Two years of Rob Thomson, the trusting manager who helped change everything for the Phillies
PHILADELPHIA: Dave Dombrowski asked the team’s bench coach where he was when he gave him a call the day before everything for the Phillies changed. The game didn’t exist. Rob Thomson needed to analyze some video, which is why he was at Citizens Bank Park. Next up was an unfamiliar opponent in the Los Angeles Angels.
This was not a conversation Dombrowski could have at the ballpark. The seasoned executive said, “Can you meet me at my place?” to Thomson. This was strange because Dombrowski, the club’s president of baseball operations, had not received any guests at his Center City high-rise condo. He went downstairs to give Thomson the all-clear to enter.
Dombrowski knew he’d fire manager Joe Girardi the next day. But he was not certain about Thomson as his replacement. The two men talked about the club. It was awkward for Thomson, who was a loyal subordinate to Girardi. Dombrowski offered him the job.
“I’d be stupid,” Thomson told Dombrowski, “to turn it down.”
It’s been two years since everything changed.
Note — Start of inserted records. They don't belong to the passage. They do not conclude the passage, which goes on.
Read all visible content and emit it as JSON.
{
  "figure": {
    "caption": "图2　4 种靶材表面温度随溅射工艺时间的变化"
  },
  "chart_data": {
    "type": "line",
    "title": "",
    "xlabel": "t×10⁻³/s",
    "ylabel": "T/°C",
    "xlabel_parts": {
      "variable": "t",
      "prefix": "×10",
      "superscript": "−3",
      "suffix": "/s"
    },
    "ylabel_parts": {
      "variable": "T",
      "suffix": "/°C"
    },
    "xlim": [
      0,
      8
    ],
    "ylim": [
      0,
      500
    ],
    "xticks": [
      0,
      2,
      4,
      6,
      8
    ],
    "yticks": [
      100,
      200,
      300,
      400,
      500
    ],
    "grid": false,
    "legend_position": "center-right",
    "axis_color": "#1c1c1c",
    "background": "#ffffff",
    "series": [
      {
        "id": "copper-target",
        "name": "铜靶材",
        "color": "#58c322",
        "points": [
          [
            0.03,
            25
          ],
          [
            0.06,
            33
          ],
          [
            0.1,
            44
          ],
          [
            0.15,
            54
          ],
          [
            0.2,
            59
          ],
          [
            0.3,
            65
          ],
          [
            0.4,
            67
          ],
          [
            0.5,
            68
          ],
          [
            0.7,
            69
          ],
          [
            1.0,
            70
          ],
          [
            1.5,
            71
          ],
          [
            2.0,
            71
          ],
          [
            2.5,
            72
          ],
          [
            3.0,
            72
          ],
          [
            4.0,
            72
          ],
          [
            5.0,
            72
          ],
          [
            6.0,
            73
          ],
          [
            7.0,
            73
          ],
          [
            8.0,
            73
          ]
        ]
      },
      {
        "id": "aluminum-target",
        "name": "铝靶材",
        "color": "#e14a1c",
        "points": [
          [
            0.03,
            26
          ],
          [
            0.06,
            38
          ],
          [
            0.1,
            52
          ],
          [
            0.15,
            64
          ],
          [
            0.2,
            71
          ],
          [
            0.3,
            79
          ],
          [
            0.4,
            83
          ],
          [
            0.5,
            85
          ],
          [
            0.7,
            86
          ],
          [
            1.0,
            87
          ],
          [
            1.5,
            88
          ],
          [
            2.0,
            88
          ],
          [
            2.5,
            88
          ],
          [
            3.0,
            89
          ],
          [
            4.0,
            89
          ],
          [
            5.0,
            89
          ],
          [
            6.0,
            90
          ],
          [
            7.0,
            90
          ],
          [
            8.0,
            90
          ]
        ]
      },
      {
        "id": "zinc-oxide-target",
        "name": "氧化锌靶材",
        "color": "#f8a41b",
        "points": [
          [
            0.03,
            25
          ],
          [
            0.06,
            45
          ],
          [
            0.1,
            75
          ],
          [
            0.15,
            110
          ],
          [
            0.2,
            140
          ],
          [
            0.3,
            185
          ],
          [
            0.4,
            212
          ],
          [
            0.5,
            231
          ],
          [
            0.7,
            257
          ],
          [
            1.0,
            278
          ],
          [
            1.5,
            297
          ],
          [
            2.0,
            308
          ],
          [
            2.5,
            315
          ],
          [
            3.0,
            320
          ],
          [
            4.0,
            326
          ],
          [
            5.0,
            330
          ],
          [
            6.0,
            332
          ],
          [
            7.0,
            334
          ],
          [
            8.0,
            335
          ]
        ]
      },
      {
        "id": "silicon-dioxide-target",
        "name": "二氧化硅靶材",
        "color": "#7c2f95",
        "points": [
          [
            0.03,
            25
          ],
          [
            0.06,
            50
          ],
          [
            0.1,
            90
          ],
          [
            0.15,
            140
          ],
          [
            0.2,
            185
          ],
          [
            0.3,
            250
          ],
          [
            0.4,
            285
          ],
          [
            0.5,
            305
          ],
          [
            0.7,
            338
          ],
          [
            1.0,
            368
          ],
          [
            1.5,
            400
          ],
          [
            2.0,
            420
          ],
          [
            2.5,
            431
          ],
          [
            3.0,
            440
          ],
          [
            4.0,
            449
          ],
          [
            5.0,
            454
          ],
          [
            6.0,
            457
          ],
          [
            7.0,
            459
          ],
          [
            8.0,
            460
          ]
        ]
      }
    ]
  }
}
It was, Dombrowski admitted this weekend, one of the more consequential decisions he’s made in his decorated career. The Phillies have won the fourth-most games in MLB since June 3, 2022 — Thomson’s first day on the job — and it is not because of the manager. But people across the organization have described a massive culture shift since Thomson inherited the manager’s office. It is built on the 60-year-old unpretentious baseball lifer from Canada creating trust that has not wavered.